Bapak itu rupanya memahami alasan kami. Namun,  tetap saja ada yang mengganggu benak saya. Kenapa ‘bapak berkopiah’ itu selalu mendekati kami ketika kami mengambil gambar? Kenapa pula ia ikut berdoa layaknya tukang doa di makam-makam di Jakarta? Apakah ia pemandu doa?

Sekitar satu jam kami berada di Kompleks Masjid Azizi dan Makam Amir Hamzah. Ketika kendaraan kami hendak beranjak meninggalkan halaman masjid, pria berbaju koko tetap menguntit kami. Saya jadi tak enak hati.

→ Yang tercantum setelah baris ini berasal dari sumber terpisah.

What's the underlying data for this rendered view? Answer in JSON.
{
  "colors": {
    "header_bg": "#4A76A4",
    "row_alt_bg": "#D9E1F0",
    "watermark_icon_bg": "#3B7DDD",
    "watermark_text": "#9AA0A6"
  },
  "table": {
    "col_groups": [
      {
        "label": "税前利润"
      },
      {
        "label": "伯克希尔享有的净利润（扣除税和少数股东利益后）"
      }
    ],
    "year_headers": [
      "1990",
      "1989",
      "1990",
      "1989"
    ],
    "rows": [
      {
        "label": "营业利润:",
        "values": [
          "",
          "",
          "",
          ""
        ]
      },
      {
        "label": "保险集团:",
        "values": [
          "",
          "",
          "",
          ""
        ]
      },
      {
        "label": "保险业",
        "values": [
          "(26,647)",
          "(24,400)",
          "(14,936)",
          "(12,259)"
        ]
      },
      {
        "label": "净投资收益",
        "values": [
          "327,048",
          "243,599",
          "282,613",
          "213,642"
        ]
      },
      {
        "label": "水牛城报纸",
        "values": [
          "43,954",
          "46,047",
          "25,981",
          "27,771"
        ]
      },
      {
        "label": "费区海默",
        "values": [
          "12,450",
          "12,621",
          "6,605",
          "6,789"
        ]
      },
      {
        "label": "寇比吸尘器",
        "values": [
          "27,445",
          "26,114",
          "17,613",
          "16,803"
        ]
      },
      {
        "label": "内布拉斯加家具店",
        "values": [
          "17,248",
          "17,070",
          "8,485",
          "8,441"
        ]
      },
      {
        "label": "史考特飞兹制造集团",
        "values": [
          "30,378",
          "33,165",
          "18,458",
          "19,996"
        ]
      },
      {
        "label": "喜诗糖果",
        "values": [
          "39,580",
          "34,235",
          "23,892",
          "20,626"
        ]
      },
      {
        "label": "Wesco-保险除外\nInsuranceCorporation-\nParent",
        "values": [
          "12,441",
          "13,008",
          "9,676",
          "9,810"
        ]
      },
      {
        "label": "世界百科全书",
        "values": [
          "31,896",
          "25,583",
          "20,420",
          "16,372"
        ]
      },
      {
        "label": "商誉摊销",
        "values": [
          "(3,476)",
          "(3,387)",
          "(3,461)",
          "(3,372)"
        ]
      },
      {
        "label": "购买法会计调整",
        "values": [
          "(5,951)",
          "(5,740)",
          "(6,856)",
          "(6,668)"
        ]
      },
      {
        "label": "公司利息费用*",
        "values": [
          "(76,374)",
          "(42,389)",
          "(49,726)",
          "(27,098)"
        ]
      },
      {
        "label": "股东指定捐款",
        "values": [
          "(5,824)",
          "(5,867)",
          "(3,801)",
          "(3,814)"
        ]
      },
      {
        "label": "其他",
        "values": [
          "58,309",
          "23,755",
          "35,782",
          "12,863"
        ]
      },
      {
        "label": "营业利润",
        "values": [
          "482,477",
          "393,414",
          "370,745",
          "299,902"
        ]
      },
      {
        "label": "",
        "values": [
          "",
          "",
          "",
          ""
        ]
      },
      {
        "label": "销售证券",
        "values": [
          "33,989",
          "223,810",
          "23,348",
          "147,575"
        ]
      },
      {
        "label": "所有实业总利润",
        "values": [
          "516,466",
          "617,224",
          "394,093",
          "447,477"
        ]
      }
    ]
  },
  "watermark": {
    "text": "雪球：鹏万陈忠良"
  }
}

“Tolong Sal, minta uangnya untuk bapak itu. Uangku sudah kukasih ke anak-anak tadi,” ujar saya kepada Faisal.

Setelah menyerahkan uang kepada pria berbaju koko putih, kami pun pergi meninggalkan masjid, menembus pekat malam, menuju Medan.

***

Amir Hamzah atau Tengku Amir Hamzah lahir di Tanjungpura, Langkat, 28 Februari 1911. Ia tumbuh dan besar dalam lingkungan Kesultanan Langkat. Dulu Kesultanan Langkat masuk wilayah Sumatera Timur. Kini Langkat menjadi salah satu kabupaten di Provinsi Sumatera Utara. Kesultanan Langkat merupakah salah satu kerajaan Melayu. Pada awal abad ke-20 Kesultanan Langkat termasuk kerajaan sangat makmur. Sebab, di wilayah itu terdapat perkebunan yang sangat luas dan ditemukannya tambang minyak di Pangkalan Brandan.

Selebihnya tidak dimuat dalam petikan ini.